My brother had his 468 stocker motor on the dyno a couple years back so we got to do some testing with it. He bought a Holley avenger. I think it was a 825. The jets needed to come up 20 points. This increased the HP by about 60.
I have a 1969 Q-jet modified by cliff that we tested also. It was within 10hp with no tuning. It was ran on the motor once just to see how it would do. Now it's on my 455.
I have read many of Cliff's post on the subject and he can typically get the numbers closer to like 2-3 hp but the Holley typically win the hp war. That being said the Q-jet with the smaller primaries can typically get better fuel mileage.
My recent expirence with the same 1969 Q-Jet and a lumpy H10 Ultradyn cam has not be good. The feul system as mention above can not keep up with the small fuel bowls so I'm changing over to 1/2 fuel line and sending unit. The low vacuum of the cam is also and issue as I have nozzel drizzel from the higher RPM and having the primaries open to far. This makes for some smelly raw gas idleing and bad looking spark plugs. I could mess with the air bypass or drill holes in the primaries but I don't want to screw up a good carb and I'm working on a roller cam install for the spring.

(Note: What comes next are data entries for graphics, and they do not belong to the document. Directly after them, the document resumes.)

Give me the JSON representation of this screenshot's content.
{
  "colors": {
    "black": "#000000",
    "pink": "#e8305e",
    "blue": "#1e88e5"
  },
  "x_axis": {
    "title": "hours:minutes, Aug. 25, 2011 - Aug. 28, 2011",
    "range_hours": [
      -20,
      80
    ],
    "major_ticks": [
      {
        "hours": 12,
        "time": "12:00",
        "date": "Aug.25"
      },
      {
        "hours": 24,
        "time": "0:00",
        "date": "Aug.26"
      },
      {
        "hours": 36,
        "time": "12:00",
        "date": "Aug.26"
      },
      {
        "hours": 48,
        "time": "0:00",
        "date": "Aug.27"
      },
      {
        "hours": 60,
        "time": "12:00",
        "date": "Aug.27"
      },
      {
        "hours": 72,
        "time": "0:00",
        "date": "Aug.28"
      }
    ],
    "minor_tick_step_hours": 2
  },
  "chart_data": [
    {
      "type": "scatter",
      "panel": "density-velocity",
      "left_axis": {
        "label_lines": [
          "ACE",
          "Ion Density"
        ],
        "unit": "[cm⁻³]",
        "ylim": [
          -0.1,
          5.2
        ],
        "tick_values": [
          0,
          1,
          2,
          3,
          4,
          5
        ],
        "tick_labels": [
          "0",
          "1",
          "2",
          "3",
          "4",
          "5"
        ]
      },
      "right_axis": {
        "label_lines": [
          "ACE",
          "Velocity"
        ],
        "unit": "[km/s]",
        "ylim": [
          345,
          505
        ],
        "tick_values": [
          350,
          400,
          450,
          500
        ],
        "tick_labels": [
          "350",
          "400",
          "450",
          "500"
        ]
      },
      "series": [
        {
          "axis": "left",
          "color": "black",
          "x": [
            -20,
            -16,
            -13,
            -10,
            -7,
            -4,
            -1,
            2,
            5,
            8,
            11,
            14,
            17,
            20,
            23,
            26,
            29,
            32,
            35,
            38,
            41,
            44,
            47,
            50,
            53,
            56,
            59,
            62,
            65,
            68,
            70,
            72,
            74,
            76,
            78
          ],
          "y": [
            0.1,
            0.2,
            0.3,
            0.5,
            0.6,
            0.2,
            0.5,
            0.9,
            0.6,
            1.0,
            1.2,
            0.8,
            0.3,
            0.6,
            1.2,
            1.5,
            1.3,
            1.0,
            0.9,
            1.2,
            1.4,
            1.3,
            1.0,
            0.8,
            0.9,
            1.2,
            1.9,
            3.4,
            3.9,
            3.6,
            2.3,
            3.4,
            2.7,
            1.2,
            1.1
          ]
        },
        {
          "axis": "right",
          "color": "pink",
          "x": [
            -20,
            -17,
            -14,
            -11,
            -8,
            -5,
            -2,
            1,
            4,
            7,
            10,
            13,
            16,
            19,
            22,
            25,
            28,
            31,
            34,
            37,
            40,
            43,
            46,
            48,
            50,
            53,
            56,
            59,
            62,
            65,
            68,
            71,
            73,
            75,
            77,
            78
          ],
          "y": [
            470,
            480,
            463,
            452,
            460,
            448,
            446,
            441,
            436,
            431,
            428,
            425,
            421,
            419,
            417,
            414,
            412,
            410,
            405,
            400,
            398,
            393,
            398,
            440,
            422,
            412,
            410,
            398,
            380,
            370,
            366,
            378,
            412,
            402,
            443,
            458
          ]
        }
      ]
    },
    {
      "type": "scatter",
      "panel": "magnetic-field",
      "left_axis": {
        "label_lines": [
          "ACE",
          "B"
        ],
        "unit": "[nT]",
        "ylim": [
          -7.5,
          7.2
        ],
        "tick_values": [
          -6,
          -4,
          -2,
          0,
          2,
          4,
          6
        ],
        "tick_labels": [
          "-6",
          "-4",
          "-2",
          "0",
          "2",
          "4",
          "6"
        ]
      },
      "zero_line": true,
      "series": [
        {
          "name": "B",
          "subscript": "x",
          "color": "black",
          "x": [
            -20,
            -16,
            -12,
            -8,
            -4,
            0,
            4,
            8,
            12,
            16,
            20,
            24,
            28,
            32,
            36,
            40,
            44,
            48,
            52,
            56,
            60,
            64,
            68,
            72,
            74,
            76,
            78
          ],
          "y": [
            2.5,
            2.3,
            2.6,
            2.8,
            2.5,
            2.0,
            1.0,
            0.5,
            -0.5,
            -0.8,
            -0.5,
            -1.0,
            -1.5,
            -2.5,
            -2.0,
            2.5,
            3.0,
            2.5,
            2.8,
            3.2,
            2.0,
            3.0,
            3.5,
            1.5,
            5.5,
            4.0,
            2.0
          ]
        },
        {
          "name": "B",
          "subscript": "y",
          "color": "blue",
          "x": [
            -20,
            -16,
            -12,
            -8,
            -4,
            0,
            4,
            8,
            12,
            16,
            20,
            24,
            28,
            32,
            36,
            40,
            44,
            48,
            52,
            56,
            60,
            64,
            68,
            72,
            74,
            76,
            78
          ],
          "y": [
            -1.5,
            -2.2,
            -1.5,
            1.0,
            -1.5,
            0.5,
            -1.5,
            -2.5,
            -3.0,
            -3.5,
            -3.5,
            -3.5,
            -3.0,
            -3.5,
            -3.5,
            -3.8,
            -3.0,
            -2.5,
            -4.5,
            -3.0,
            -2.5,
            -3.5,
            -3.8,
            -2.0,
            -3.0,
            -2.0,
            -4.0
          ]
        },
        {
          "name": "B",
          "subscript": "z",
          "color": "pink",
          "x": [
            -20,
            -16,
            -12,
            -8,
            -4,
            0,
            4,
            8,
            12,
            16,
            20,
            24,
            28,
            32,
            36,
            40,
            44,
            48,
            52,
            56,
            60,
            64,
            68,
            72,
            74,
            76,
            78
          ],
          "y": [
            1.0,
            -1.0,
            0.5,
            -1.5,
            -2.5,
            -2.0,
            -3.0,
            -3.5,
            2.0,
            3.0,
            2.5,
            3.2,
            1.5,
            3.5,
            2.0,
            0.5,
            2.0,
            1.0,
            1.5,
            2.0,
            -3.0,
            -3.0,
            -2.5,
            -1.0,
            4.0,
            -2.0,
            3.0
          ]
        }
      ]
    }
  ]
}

Some will no doubt argue with me on this but my opinion is a car that is more strip then street go with the holley. The larger feul bowls and four idle circuits makes it a good choice. If your car is more street them strip then the Q-jet with the smaller primaries gives good milage, that and the high velocity off idle performance. Where the issues seem to appear is with the larger cubic inches, larger cams over the 230 duration with tighter LSA.
Holley makes many nice carbs and the Qjets have been proven to do well over the years and no matter what you pick it will need tuning to run to its potential.